In retrospect, 2009 may be viewed as the year "social media" came of age: Facebook passed 350 million active users, Oprah made Twitter mainstream, and LinkedIn introduced a service to help recruiting agencies search the site for job candidates. But using microblogs, photoblogs, user-generated content, and even traditional blogs to interact with customers takes time and money, and some companies still question whether all that effort is doing them any good. So how does a company not only measure the results of its social media efforts but also effectively manage them?

Early in December, Social Agency, a five-person startup based in Austin, TX, launched a Web-based software package called Spredfast that helps companies manage their social media campaigns. The software not only measures audience size and engagement but also allows coordinated planning and automated posting across multiple social media platforms.

Specifically, the Web-based software counts how many people view a company's Twitter, LinkedIn, Facebook, YouTube, and Flickr updates, as well as posts managed by several popular blogging platforms, such as Moveable Type, WordPress, Blogger, Lotus Live, and Drupal. It also measures how the audience is interacting with all this content--for instance, how much they are commenting on posts, clicking on links, or retweeting updates.

The goal, says Social Agency cofounder Scott McCaskill, is to let companies see "whether all the time put into doing those things is really helping build brand or product awareness, which kinds of content are most successful, what days and even times of day result in the most traffic or new followers/friends."

A free version allows a company to manage a single identity or "voice" across each platform. Paid versions let companies coordinate multiple users and voices, and provide a longer data history. McCaskill says the software has had the most success with units of large companies and marketing agencies.

Spredfast gives companies a way to plan and manage content deployment. For instance, users can write blog entries, tweets, or Facebook updates ahead of time and then schedule when they will be posted. A store that might offer an online coupon code or one-day sale could, with Spredfast, have Twitter push that code out several times a day to increase the number of site visitors. The software's metrics, McCaskill says, let marketers figure out the best times to post updates. Spredfast also makes it easy for them to test different strategies.

The company launched a year ago as a maker of custom Facebook applications.
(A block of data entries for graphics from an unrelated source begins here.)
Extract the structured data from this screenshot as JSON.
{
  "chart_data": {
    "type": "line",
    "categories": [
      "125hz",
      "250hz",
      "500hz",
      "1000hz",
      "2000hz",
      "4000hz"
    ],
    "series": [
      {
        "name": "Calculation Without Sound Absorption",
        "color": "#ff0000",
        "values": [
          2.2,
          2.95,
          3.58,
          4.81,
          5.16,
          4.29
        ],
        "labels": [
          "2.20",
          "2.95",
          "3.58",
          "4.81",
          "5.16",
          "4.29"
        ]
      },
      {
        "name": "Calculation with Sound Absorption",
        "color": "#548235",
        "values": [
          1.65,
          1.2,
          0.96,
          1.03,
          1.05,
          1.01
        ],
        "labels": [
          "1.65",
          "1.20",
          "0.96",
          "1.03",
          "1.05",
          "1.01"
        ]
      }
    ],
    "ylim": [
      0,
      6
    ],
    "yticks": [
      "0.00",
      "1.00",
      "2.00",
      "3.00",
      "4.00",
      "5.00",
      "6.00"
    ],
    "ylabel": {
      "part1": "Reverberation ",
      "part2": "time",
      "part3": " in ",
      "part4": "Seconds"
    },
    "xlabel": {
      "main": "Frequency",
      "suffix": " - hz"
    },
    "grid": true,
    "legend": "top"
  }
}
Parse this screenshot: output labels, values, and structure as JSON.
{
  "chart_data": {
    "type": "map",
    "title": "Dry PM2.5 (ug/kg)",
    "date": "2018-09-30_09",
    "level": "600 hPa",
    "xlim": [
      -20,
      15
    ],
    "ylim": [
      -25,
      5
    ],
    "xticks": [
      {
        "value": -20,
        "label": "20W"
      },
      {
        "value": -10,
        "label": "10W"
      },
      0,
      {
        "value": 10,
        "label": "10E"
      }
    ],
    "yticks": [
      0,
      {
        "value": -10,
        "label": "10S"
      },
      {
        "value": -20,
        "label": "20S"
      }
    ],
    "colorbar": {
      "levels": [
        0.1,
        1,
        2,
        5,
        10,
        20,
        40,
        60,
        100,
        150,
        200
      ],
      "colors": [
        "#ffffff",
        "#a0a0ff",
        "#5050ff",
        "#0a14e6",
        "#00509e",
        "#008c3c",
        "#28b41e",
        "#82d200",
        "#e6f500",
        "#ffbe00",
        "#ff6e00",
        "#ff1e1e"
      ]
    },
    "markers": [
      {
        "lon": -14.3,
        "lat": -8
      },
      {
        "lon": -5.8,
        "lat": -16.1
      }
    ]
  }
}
When Facebook redesigned its home page, says McCaskill, Social Agency's business model was effectively torpedoed. As part of its sales strategy, the company had spent a lot of time helping clients plan their social media strategies. So the founders retooled and used their expertise to start building Spredfast about nine months ago. The software launched in private beta in September, public beta in October, and had its "official" launch on December 2.

Social Agency plans to introduce a feature by the end of January that will help users design a social media campaign based on their objectives. McCaskill says that Spredfast will most likely present users with a list of common marketing goals that they can check off. The software will suggest a template for a campaign based on what's worked best for clients with similar goals.